In essence, however, the voluminous NISP document boils down to 16 pages and it is all about reviving a fledgling National Counter Terrorism Authority (Nacta) and how to strengthen and augment it with a rapid response force and an air wing to include helicopters and fixed wing aircraft.

This is the only part that has details, clearly outlining activity, responsibility, timeline and approximate cost, neatly labelled as National Internal Security Implementation Plan. This is, in the words of Interior Minister Chaudry Nisar, Pakistan’s first response to terror for which he and his men had to burn the proverbial midnight oil.
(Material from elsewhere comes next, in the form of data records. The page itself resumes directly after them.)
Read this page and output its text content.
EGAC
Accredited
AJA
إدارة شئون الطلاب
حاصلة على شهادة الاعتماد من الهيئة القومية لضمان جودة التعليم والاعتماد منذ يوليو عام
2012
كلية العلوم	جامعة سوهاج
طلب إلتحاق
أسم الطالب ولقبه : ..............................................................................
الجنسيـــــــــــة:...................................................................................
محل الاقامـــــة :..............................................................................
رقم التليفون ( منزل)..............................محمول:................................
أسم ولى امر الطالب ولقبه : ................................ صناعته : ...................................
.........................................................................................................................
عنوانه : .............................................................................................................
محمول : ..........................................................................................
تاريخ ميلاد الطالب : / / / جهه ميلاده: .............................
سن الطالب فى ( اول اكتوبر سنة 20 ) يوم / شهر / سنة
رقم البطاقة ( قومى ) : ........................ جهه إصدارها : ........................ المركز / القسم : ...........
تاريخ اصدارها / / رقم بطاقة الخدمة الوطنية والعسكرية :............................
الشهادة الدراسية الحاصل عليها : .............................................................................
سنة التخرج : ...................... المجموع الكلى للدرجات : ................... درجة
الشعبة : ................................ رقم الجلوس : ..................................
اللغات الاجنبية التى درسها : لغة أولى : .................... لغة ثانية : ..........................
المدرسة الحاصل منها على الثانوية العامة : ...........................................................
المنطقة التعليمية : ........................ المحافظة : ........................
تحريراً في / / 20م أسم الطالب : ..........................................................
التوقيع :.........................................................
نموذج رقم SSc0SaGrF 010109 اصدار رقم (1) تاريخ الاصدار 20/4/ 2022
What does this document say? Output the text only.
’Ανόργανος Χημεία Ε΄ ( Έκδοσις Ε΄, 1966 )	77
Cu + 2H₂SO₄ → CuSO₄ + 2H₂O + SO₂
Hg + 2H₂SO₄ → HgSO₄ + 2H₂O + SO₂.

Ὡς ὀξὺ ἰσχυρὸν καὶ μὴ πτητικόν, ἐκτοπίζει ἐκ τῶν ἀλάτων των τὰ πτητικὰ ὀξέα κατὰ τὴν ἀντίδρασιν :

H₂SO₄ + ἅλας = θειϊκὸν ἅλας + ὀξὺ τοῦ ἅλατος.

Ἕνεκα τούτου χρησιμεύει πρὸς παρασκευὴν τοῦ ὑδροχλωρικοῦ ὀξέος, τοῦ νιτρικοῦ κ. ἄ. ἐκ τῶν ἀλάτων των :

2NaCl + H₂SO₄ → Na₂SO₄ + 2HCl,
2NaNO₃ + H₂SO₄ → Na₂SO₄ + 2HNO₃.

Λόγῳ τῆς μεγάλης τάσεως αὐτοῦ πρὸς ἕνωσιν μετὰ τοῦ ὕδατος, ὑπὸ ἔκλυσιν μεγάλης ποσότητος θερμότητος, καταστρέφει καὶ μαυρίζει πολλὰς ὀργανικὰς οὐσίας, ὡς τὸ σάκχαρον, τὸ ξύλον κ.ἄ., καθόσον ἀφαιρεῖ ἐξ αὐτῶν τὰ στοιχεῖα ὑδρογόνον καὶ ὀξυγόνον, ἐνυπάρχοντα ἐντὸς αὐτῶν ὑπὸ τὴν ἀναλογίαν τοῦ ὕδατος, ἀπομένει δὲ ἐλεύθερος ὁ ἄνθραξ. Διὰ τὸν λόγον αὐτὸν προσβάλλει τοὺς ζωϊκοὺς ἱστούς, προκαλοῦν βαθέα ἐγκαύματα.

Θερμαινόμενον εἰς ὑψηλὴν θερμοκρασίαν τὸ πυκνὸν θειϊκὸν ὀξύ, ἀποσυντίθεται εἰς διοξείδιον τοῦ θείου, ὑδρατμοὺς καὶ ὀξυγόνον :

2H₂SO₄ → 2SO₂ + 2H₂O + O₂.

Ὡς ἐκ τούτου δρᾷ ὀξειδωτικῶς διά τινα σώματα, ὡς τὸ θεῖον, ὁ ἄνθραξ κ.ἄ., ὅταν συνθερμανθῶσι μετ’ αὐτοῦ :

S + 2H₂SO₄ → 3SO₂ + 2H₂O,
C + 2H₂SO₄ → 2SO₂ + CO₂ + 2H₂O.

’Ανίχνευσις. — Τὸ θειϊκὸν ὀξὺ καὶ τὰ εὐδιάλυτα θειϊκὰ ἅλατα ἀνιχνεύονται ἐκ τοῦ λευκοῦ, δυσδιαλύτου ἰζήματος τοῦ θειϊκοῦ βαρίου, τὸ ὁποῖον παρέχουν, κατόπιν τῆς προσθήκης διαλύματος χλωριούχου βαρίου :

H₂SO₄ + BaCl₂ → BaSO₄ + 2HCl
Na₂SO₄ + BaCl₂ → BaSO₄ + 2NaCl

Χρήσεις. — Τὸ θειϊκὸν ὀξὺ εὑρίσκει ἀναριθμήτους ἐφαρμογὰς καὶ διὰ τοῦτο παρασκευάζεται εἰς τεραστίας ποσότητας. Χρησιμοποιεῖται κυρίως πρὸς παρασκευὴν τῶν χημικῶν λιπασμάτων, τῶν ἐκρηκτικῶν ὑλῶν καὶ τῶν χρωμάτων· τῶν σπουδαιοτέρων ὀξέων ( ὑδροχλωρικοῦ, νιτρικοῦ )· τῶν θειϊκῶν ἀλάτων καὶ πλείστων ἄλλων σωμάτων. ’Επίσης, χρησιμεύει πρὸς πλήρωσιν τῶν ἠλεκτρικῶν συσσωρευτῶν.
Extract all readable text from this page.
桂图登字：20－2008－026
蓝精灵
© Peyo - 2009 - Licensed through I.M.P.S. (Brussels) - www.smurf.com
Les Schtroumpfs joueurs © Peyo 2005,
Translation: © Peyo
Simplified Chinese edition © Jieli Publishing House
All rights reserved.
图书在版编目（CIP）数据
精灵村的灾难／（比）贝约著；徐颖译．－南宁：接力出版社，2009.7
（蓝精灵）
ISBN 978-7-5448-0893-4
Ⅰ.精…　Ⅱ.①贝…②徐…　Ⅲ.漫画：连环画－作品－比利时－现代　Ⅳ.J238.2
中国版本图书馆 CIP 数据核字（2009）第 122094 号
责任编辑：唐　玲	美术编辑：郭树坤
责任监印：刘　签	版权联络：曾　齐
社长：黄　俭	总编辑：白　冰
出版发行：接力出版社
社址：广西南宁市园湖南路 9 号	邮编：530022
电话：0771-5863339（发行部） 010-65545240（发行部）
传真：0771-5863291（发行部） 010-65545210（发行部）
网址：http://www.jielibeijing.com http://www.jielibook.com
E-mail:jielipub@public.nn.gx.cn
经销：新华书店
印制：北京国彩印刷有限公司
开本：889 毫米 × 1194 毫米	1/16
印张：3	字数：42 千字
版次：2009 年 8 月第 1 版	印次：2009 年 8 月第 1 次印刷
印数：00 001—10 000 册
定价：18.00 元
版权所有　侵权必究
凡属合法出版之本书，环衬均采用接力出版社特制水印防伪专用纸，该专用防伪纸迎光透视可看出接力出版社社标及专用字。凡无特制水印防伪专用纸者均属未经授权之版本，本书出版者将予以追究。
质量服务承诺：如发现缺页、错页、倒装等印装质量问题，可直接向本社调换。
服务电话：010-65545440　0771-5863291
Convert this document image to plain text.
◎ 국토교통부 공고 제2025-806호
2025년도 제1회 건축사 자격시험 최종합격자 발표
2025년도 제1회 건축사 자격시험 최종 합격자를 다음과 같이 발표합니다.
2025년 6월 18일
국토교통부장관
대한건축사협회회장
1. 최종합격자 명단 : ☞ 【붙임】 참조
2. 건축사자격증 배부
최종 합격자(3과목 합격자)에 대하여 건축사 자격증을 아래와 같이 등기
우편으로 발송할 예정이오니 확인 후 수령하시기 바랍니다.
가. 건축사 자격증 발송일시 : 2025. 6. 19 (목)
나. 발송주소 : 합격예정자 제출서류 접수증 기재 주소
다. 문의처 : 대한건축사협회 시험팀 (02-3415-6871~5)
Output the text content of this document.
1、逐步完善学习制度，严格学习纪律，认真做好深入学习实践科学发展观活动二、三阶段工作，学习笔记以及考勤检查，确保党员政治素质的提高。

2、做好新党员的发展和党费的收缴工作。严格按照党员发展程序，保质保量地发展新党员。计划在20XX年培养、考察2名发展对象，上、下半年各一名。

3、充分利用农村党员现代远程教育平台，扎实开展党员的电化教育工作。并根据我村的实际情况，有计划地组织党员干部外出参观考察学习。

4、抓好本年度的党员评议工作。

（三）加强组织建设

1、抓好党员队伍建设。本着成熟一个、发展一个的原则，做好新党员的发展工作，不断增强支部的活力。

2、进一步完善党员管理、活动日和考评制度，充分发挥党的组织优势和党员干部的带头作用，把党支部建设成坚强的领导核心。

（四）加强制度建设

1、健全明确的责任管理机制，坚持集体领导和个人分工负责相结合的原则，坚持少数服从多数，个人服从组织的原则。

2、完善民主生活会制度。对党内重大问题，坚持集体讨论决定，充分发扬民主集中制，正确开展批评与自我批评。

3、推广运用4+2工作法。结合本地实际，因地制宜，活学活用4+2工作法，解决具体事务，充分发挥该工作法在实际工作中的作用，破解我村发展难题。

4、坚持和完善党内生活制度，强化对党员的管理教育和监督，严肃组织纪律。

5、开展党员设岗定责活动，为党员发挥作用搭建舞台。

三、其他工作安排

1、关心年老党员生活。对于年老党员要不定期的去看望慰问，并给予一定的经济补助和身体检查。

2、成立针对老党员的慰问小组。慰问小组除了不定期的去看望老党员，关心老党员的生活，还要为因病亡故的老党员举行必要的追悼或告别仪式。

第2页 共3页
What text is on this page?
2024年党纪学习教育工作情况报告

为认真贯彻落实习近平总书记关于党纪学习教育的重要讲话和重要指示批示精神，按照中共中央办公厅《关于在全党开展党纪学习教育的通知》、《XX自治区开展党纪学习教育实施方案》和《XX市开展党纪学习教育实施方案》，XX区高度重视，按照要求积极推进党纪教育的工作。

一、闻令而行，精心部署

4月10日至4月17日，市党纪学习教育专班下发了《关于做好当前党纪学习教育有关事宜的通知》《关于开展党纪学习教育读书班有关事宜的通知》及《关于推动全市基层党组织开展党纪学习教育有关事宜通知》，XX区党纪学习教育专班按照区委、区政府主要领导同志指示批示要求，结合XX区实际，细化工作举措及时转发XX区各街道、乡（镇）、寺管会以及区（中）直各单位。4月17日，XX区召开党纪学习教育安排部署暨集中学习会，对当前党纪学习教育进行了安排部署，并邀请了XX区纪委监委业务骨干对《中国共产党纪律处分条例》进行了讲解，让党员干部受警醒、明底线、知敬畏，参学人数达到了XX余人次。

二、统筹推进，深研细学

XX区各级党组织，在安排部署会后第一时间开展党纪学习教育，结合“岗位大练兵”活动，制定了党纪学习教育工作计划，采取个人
And this is Nisar’s panacea for the plague besetting Pakistan – Nacta, the be all and end all, to borrow Nisar’s words in the National Assembly on Wednesday. Nisar’s one-window solution to the myriad problems of terrorism and extremism. The National Internal Security Policy is in fact National Internal Security Plan implemented through Nacta. Missing from the plan is the “how part”.

But before one goes to highlight what the NISP (read Nacta) all about, just one correction. There are six intelligence agencies and not twenty-six -- an oversight perhaps – the interior minister missed reading it correctly.

An annexure –U-- describing the country’s National Internal Security Apparatus (Nisa) – all the intelligence agencies -- and the various government departments have been highlighted with asterisks. The intelligence agencies: the Inter Services Intelligence, Military Intelligence, Intelligence Bureau, Naval Intelligence, Air Intelligence and Special Branch -- have been lumped together with Railway Police, Customs, Airport Security Force, Maritime Security, KP Police, Punjab Police, Sindh Police, Balochistan Police, AJK Police, Pakistan Coast Guard, Frontier Constabulary, FIA, Capital Territory Police, Frontier Corps and Rangers, Anti Narcotics Force and Balochistan Levies.

So Pakistan does not have 26 intelligence agencies but, what the NISP document does reveal is that it has a long list of proscribed organisations, 60 in all, both Pakistani and foreign, besides three others listed in the United Nations Security Council Resolution 1267.

With the lead role assigned to Nacta, the NISP’s broad contours include establishment of the writ of state and protection of the people, protecting the life, property and fundamental rights of the citizens of Pakistan, promoting pluralism, freedom, democracy and a culture of tolerance, reconstruction of social physical infrastructure in affected areas and follow-up for timely implementation of sustainable and integrated development and rehabilitation of affected areas.

Its mandate also includes developing a national narrative, development of a national de-radicalisation programme, reconciliation, Youth Engagement Strategy, integration of mosque and madressahs in national education system, introducing legal reforms, rehabilitation of all victims of terrorism, prevention of misuse of IT and cyber crime, regulating the movement of Afghan refugees, introduction of a robust border control regime, creation of a rapid response force and to cap it all, the establishment of a Directorate of Internal Security to be headed by a director general.

But while in its analysis of the situation, the NISP identified “four general causes for all internal security threats” namely: “flawed and myopic foreign policy choices relating to Afghanistan, Kashmir and India, prolonged military rules, declining capacity of the state institutions and poor governance”, it offers no answer as to what approach, strategy and policy would the federal government undertake to correct them.

Also, while the document emphasises again and again the need for developing a “national narrative” and a state response to the ideological discourse of the extremists, it offers no solution as to how does it intend to achieve this.

As one analyst put it, the document has interior ministry and Nacta written all over it. What it does not have is a collective state response with roles assigned to all the state institutions and departments, from introducing reforms in the education system, to using the ministry of religious and minority affairs to the ministry of information. “It is an ailment that would require multiple doses of antibiotics,” the analyst remarked.